A structural shift toward artificial intelligence is driving a wedge through emerging markets, with India's stock market losing $924 billion as global capital chases AI infrastructure plays elsewhere.
A structural shift toward artificial intelligence is driving a wedge through emerging markets, with India's stock market losing $924 billion as global capital chases AI infrastructure plays elsewhere.

Indian equities are facing a structural re-evaluation as a global capital rotation into artificial intelligence leaders leaves the nation’s markets behind, erasing $924 billion in value since a peak in September 2024 and threatening its position among the world’s five largest stock markets.
"This is not a dip to be bought," Gary Dugan, chief executive officer at Global CIO Office, said. "The assumption about where these businesses are in ten years has to change."
The country's benchmark Nifty 50 index has fallen nearly 9 percent in 2026, a sharp contrast to the AI-fueled rallies in markets like Taiwan, where the TAIEX has surged 42 percent. Foreign investors have withdrawn a net $21 billion from Indian equities so far in 2026, according to exchange data, pushing foreign ownership to a 14-year low. This capital flight has seen India's weighting in the MSCI Emerging Markets index contract to about 12 percent from a high of nearly 19 percent a year ago.
The reallocation reflects a fundamental challenge for India: its market champions are not the companies powering the global AI buildout. The shift has been compounded by domestic headwinds, including a weakening currency that saw the rupee fall to a record low of 96 against the U.S. dollar, and persistent inflation risks driven by high oil prices.

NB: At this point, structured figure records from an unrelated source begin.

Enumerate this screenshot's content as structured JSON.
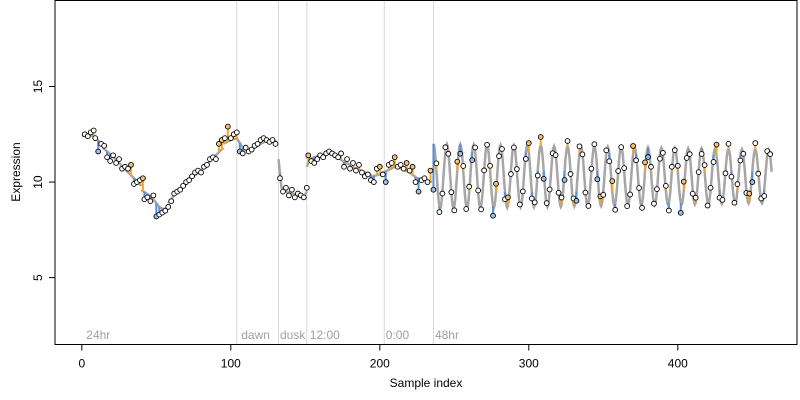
{
  "chart_data": {
    "type": "scatter",
    "xlabel": "Sample index",
    "ylabel": "Expression",
    "xlim": [
      -18,
      480
    ],
    "ylim": [
      1.5,
      19.5
    ],
    "x_ticks": [
      0,
      100,
      200,
      300,
      400
    ],
    "y_ticks": [
      5,
      10,
      15
    ],
    "grid": false,
    "legend": "none",
    "vlines": [
      104,
      132,
      151,
      203,
      236
    ],
    "annotations": [
      {
        "x": 3,
        "text": "24hr"
      },
      {
        "x": 107,
        "text": "dawn"
      },
      {
        "x": 133,
        "text": "dusk"
      },
      {
        "x": 153,
        "text": "12:00"
      },
      {
        "x": 204,
        "text": "0:00"
      },
      {
        "x": 237,
        "text": "48hr"
      }
    ],
    "annotation_y": 2,
    "colors": {
      "fit_line": "#a6a6a6",
      "above_fit": "#f5a623",
      "below_fit": "#5b8fd9",
      "point_edge": "#000000",
      "vline": "#d9d9d9",
      "annotation": "#a0a0a0"
    },
    "segments": [
      {
        "x": [
          0,
          4,
          8,
          12
        ],
        "y": [
          12.4,
          12.5,
          12.4,
          12.1
        ]
      },
      {
        "x": [
          14,
          20,
          25,
          30,
          35,
          40
        ],
        "y": [
          11.8,
          11.4,
          11.0,
          10.6,
          10.2,
          9.8
        ]
      },
      {
        "x": [
          40,
          45,
          48,
          50,
          52,
          54,
          56,
          58
        ],
        "y": [
          9.6,
          9.3,
          9.1,
          8.9,
          8.7,
          8.6,
          8.6,
          8.7
        ]
      },
      {
        "x": [
          58,
          62,
          66,
          70,
          75,
          80,
          85,
          90,
          95
        ],
        "y": [
          8.9,
          9.3,
          9.6,
          9.9,
          10.3,
          10.6,
          11.0,
          11.4,
          11.8
        ]
      },
      {
        "x": [
          95,
          100,
          104,
          108,
          112,
          116,
          120,
          125,
          128,
          131
        ],
        "y": [
          12.0,
          12.2,
          12.3,
          11.8,
          11.6,
          11.8,
          12.0,
          12.2,
          12.2,
          12.1
        ]
      },
      {
        "x": [
          132,
          134,
          137,
          141,
          145,
          149,
          151
        ],
        "y": [
          11.2,
          9.7,
          9.5,
          9.4,
          9.3,
          9.2,
          9.5
        ]
      },
      {
        "x": [
          151,
          153,
          156,
          160,
          165,
          170,
          175,
          180
        ],
        "y": [
          10.8,
          11.2,
          11.3,
          11.4,
          11.5,
          11.4,
          11.1,
          10.9
        ]
      },
      {
        "x": [
          180,
          185,
          190,
          195,
          200,
          205,
          210,
          215,
          220,
          225,
          230,
          235
        ],
        "y": [
          10.8,
          10.7,
          10.5,
          10.3,
          10.4,
          10.6,
          10.8,
          10.7,
          10.5,
          10.2,
          10.1,
          10.0
        ]
      }
    ],
    "wave": {
      "x_start": 236,
      "x_end": 463,
      "mean": 10.3,
      "amplitude_start": 1.7,
      "amplitude_end": 1.4,
      "period": 9.0
    },
    "points": [
      {
        "x": 2,
        "y": 12.5
      },
      {
        "x": 4,
        "y": 12.4
      },
      {
        "x": 6,
        "y": 12.6
      },
      {
        "x": 8,
        "y": 12.7
      },
      {
        "x": 9,
        "y": 12.3
      },
      {
        "x": 11,
        "y": 11.6
      },
      {
        "x": 13,
        "y": 12.0
      },
      {
        "x": 15,
        "y": 11.9
      },
      {
        "x": 17,
        "y": 11.3
      },
      {
        "x": 19,
        "y": 11.1
      },
      {
        "x": 21,
        "y": 11.4
      },
      {
        "x": 23,
        "y": 11.0
      },
      {
        "x": 25,
        "y": 11.2
      },
      {
        "x": 27,
        "y": 10.7
      },
      {
        "x": 29,
        "y": 10.8
      },
      {
        "x": 31,
        "y": 10.7
      },
      {
        "x": 33,
        "y": 10.9
      },
      {
        "x": 35,
        "y": 9.9
      },
      {
        "x": 37,
        "y": 10.0
      },
      {
        "x": 39,
        "y": 10.1
      },
      {
        "x": 41,
        "y": 10.2
      },
      {
        "x": 42,
        "y": 9.1
      },
      {
        "x": 44,
        "y": 9.2
      },
      {
        "x": 46,
        "y": 9.0
      },
      {
        "x": 48,
        "y": 9.3
      },
      {
        "x": 50,
        "y": 8.2
      },
      {
        "x": 52,
        "y": 8.3
      },
      {
        "x": 54,
        "y": 8.4
      },
      {
        "x": 56,
        "y": 8.5
      },
      {
        "x": 58,
        "y": 8.7
      },
      {
        "x": 60,
        "y": 9.0
      },
      {
        "x": 62,
        "y": 9.4
      },
      {
        "x": 64,
        "y": 9.5
      },
      {
        "x": 66,
        "y": 9.6
      },
      {
        "x": 68,
        "y": 9.8
      },
      {
        "x": 70,
        "y": 10.0
      },
      {
        "x": 72,
        "y": 10.1
      },
      {
        "x": 74,
        "y": 10.3
      },
      {
        "x": 76,
        "y": 10.5
      },
      {
        "x": 78,
        "y": 10.6
      },
      {
        "x": 80,
        "y": 10.5
      },
      {
        "x": 82,
        "y": 10.8
      },
      {
        "x": 84,
        "y": 10.9
      },
      {
        "x": 86,
        "y": 11.2
      },
      {
        "x": 88,
        "y": 11.3
      },
      {
        "x": 90,
        "y": 11.2
      },
      {
        "x": 92,
        "y": 12.0
      },
      {
        "x": 94,
        "y": 12.2
      },
      {
        "x": 96,
        "y": 12.3
      },
      {
        "x": 98,
        "y": 12.9
      },
      {
        "x": 100,
        "y": 12.3
      },
      {
        "x": 102,
        "y": 12.5
      },
      {
        "x": 104,
        "y": 12.6
      },
      {
        "x": 106,
        "y": 11.6
      },
      {
        "x": 108,
        "y": 11.5
      },
      {
        "x": 110,
        "y": 11.8
      },
      {
        "x": 112,
        "y": 11.6
      },
      {
        "x": 114,
        "y": 11.7
      },
      {
        "x": 116,
        "y": 11.9
      },
      {
        "x": 118,
        "y": 12.0
      },
      {
        "x": 120,
        "y": 12.2
      },
      {
        "x": 122,
        "y": 12.3
      },
      {
        "x": 124,
        "y": 12.2
      },
      {
        "x": 126,
        "y": 12.1
      },
      {
        "x": 128,
        "y": 12.2
      },
      {
        "x": 130,
        "y": 12.0
      },
      {
        "x": 133,
        "y": 10.2
      },
      {
        "x": 135,
        "y": 9.5
      },
      {
        "x": 137,
        "y": 9.7
      },
      {
        "x": 139,
        "y": 9.3
      },
      {
        "x": 141,
        "y": 9.6
      },
      {
        "x": 143,
        "y": 9.2
      },
      {
        "x": 145,
        "y": 9.4
      },
      {
        "x": 147,
        "y": 9.3
      },
      {
        "x": 149,
        "y": 9.2
      },
      {
        "x": 151,
        "y": 9.7
      },
      {
        "x": 152,
        "y": 11.4
      },
      {
        "x": 154,
        "y": 11.1
      },
      {
        "x": 156,
        "y": 11.0
      },
      {
        "x": 158,
        "y": 11.2
      },
      {
        "x": 160,
        "y": 11.4
      },
      {
        "x": 162,
        "y": 11.3
      },
      {
        "x": 164,
        "y": 11.5
      },
      {
        "x": 166,
        "y": 11.6
      },
      {
        "x": 168,
        "y": 11.5
      },
      {
        "x": 170,
        "y": 11.4
      },
      {
        "x": 172,
        "y": 11.3
      },
      {
        "x": 174,
        "y": 11.5
      },
      {
        "x": 176,
        "y": 10.8
      },
      {
        "x": 178,
        "y": 11.2
      },
      {
        "x": 180,
        "y": 10.7
      },
      {
        "x": 182,
        "y": 11.0
      },
      {
        "x": 184,
        "y": 10.6
      },
      {
        "x": 186,
        "y": 10.9
      },
      {
        "x": 188,
        "y": 10.5
      },
      {
        "x": 190,
        "y": 10.3
      },
      {
        "x": 192,
        "y": 10.4
      },
      {
        "x": 194,
        "y": 10.1
      },
      {
        "x": 196,
        "y": 10.0
      },
      {
        "x": 198,
        "y": 10.7
      },
      {
        "x": 200,
        "y": 10.8
      },
      {
        "x": 202,
        "y": 10.4
      },
      {
        "x": 204,
        "y": 10.0
      },
      {
        "x": 206,
        "y": 10.9
      },
      {
        "x": 208,
        "y": 11.0
      },
      {
        "x": 210,
        "y": 11.3
      },
      {
        "x": 212,
        "y": 10.8
      },
      {
        "x": 214,
        "y": 10.9
      },
      {
        "x": 216,
        "y": 10.7
      },
      {
        "x": 218,
        "y": 11.0
      },
      {
        "x": 220,
        "y": 10.6
      },
      {
        "x": 222,
        "y": 10.8
      },
      {
        "x": 224,
        "y": 10.0
      },
      {
        "x": 226,
        "y": 9.5
      },
      {
        "x": 228,
        "y": 10.1
      },
      {
        "x": 230,
        "y": 10.2
      },
      {
        "x": 232,
        "y": 10.0
      },
      {
        "x": 234,
        "y": 10.6
      },
      {
        "x": 236,
        "y": 9.6
      }
    ]
  }
}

The core of the issue lies in the global chase for AI exposure. Trillions of dollars in equity value have been added to markets in Taiwan and South Korea over the past year, home to the semiconductor and memory chip giants that form the backbone of AI infrastructure.
"Markets like the US, Taiwan and Korea are benefiting from the global AI and semiconductor boom, while India does not yet have large AI, chip or global technology companies that can attract similar flows," Sunny Agrawal, head of fundamental research at SBI Securities, said. He noted that capital is being diverted toward companies like Nvidia, SK Hynix, and Samsung, which are reporting extraordinary earnings growth. M&G Investments estimates that roughly two-thirds of the capital that has left India is directly related to AI positioning.
India's formidable $315 billion IT services sector, long a jewel of its economy, is now viewed as a structural vulnerability. The business model of giants like Tata Consultancy Services and Infosys, which relies on building and maintaining systems for global clients, is being threatened by generative AI tools that can automate coding, testing, and back-office functions.
The NSE Nifty IT index has reflected this risk, falling more than 26 percent in 2026 to its lowest level since 2023. The sector's weight in the broader Nifty 50 has shrunk from over 17 percent in early 2022 to about 8 percent. The potential for a structural slowdown in hiring and demand for the nearly 15 million people employed in high-paying IT services jobs could have significant ripple effects on consumption, credit, and the wider financial system.
This article is for informational purposes only and does not constitute investment advice.